Nel 1197 una folta schiera di fiumalbini giurò fedeltà al Comune di Modena, impegnandosi a mettere a disposizione, in caso di necessità, territorio e uomini per la difesa e l'offesa. Tale giuramento venne rinnovato nel 1205 e nel 1276 insieme ai Reggenti e ai rappresentanti della Comunità Fiumalbina.
 
i borghi d'italia - fiumalbo modena
 
Fiumalbo gravitò anche nell'orbita della Toscana, con la quale si instaurarono rapporti culturali ed umani di cui rimangono tracce inconfondibili in certe inflessioni dialettali, in antiche parole che rendono suggestivo il dialetto fiumalbino e nei nomi toscani, di molte famiglie. Delle particolari vicende di questo borgo antico rimangono tracce in uno straordinario complesso di edifici e monumenti oltre che nelle tradizioni ancora vive.

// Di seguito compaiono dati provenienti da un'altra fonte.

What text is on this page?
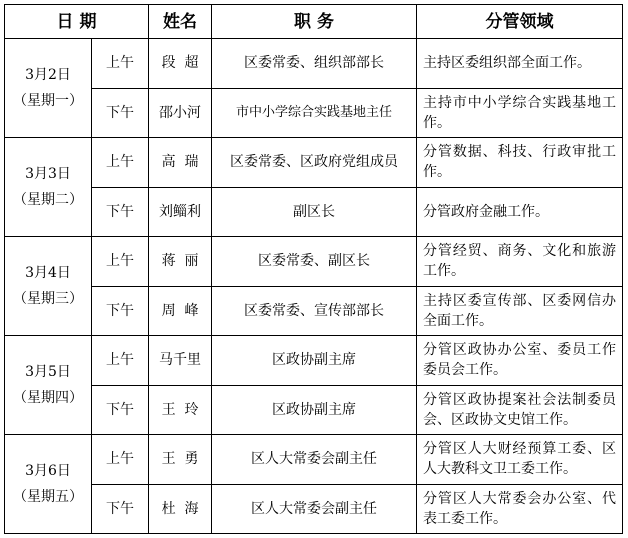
日 期		姓名	职 务	分管领域

3月2日
（星期一）	上午	段  超	区委常委、组织部部长	主持区委组织部全面工作。
	下午	邵小河	市中小学综合实践基地主任	主持市中小学综合实践基地工作。

3月3日
（星期二）	上午	高  瑞	区委常委、区政府党组成员	分管数据、科技、行政审批工作。
	下午	刘鲻利	副区长	分管政府金融工作。

3月4日
（星期三）	上午	蒋  丽	区委常委、副区长	分管经贸、商务、文化和旅游工作。
	下午	周  峰	区委常委、宣传部部长	主持区委宣传部、区委网信办全面工作。

3月5日
（星期四）	上午	马千里	区政协副主席	分管区政协办公室、委员工作委员会工作。
	下午	王  玲	区政协副主席	分管区政协提案社会法制委员会、区政协文史馆工作。

3月6日
（星期五）	上午	王  勇	区人大常委会副主任	分管区人大财经预算工委、区人大教科文卫工委工作。
	下午	杜  海	区人大常委会副主任	分管区人大常委会办公室、代表工委工作。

E’ una montagna dolce quella che circonda Fiumalbo, ci troviamo negli Appennini ma il monte Cimone che ne è il sovrano, è il maggiore rilievo dell'Appennino settentrionale e della regione Emilia-Romagna, con una altezza di 2.165m s.l.m.
Il suo profilo è un elemento caratteristico del paesaggio dell'Appennino modenese ed è visibile dalle province di Modena, Reggio Emilia, Parma, Mantova, Pistoia, Bologna, Pisa, Ravenna, Verona e Vicenza (le ultime due necessitano di ottima visibilità perché il Cimone possa essere osservato).

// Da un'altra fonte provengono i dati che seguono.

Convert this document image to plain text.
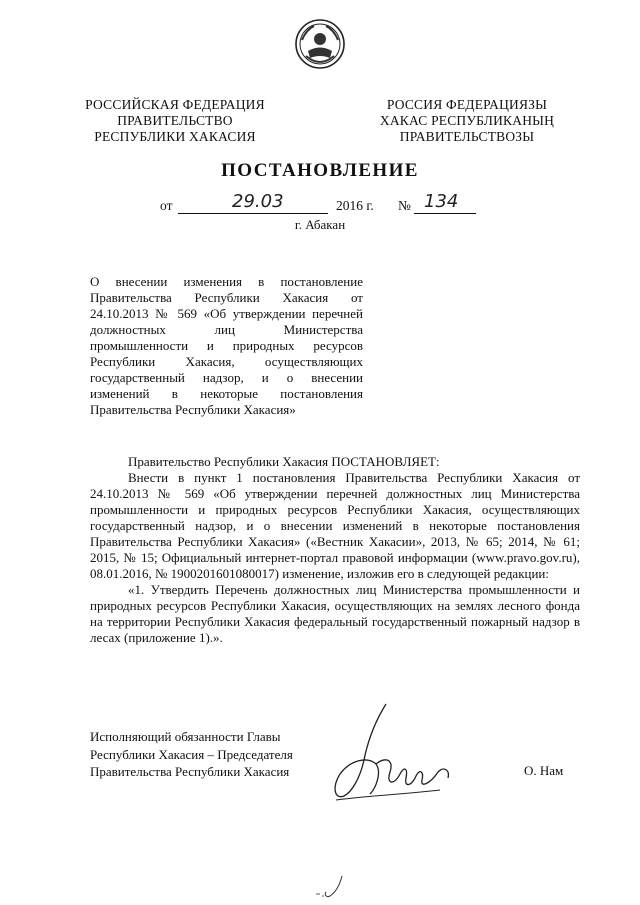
РОССИЙСКАЯ ФЕДЕРАЦИЯ
ПРАВИТЕЛЬСТВО
РЕСПУБЛИКИ ХАКАСИЯ
РОССИЯ ФЕДЕРАЦИЯЗЫ
ХАКАС РЕСПУБЛИКАНЫҢ
ПРАВИТЕЛЬСТВОЗЫ
ПОСТАНОВЛЕНИЕ
от	29.03	2016 г. № 134
г. Абакан
О внесении изменения в постановление Правительства Республики Хакасия от 24.10.2013 № 569 «Об утверждении перечней должностных лиц Министерства промышленности и природных ресурсов Республики Хакасия, осуществляющих государственный надзор, и о внесении изменений в некоторые постановления Правительства Республики Хакасия»

Правительство Республики Хакасия ПОСТАНОВЛЯЕТ:

Внести в пункт 1 постановления Правительства Республики Хакасия от 24.10.2013 № 569 «Об утверждении перечней должностных лиц Министерства промышленности и природных ресурсов Республики Хакасия, осуществляющих государственный надзор, и о внесении изменений в некоторые постановления Правительства Республики Хакасия» («Вестник Хакасии», 2013, № 65; 2014, № 61; 2015, № 15; Официальный интернет-портал правовой информации (www.pravo.gov.ru), 08.01.2016, № 1900201601080017) изменение, изложив его в следующей редакции:

«1. Утвердить Перечень должностных лиц Министерства промышленности и природных ресурсов Республики Хакасия, осуществляющих на землях лесного фонда на территории Республики Хакасия федеральный государственный пожарный надзор в лесах (приложение 1).».

Исполняющий обязанности Главы
Республики Хакасия – Председателя
Правительства Республики Хакасия	О. Нам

Se la fortuna assiste e si decide di andare a veder sorgere l’alba dalla cima del monte si può godere di una veduta spettacolare: tutto l'arco alpino, il mar Adriatico, il monte Amiata, l'Argentario, il mar Tirreno, l'isola d'Elba, la Corsica e l'isola di Capraia (non sto esagerando, ricordo quando i miei cugini e la Marzia di Roncopiano, partirono con una vecchia Fiat Cinquecento per andare su e godere della vista).
 
borghi d'italia - fiumalbo - modena
 
C’è una collina vicino casa mia, dove da piccoli ci arrampicavamo per poi scendere con un telo sotto al sedere, ci divertivamo tantissimo e da sopra la collina il mio gioco preferito era quello di girare in tondo e mi sembrava che Fiumalbo fosse situata all’interno di un vulcano, il paese nella vallata i monti intorno....  
Partendo da Roma, ci sono  370km, 290km di autostrada il resto di tornanti (se non sopportate tanto le curve, armatevi di braccialettino), 4 ore di viaggio circa a seconda del classico traffico da partenza intelligente piuttosto che altri motivi.

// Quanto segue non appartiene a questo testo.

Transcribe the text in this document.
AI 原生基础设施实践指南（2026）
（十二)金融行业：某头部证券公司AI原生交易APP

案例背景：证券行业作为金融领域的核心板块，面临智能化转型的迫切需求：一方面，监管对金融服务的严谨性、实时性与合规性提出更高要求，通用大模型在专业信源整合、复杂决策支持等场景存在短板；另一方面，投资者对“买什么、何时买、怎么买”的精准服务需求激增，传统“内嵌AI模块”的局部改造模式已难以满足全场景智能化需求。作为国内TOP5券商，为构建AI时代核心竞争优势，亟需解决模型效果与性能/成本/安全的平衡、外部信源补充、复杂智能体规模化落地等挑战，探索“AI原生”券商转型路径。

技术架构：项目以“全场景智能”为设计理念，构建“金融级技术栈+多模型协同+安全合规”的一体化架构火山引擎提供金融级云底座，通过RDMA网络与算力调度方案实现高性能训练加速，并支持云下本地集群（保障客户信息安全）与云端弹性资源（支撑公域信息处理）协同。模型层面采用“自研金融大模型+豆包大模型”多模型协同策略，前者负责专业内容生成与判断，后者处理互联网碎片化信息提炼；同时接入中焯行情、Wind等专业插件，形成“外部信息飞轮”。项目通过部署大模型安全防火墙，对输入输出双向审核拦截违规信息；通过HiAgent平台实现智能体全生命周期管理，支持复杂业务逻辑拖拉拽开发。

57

Nel momento in cui, durante il viaggio, si lascia l’autostrada e si prende la strada statale è lì che per me comincia l’eccitazione, la gioia come quando ero piccola, comincia a cambiare l’aria, ci si lascia dietro la cappa dritti verso l’aria più fina.
Tuttora a 37 anni e una certa distanza - da Roma mi sono spostata in Gran Bretagna - riuscire a passare anche solo una settimana tra i monti per me vuol dire rigenerare le mie cellule, la mia testa, i miei pensieri.
Dimenticarmi per un pò dei problemi che la vita di tutti i giorni ti pone davanti e tornare quasi bambina.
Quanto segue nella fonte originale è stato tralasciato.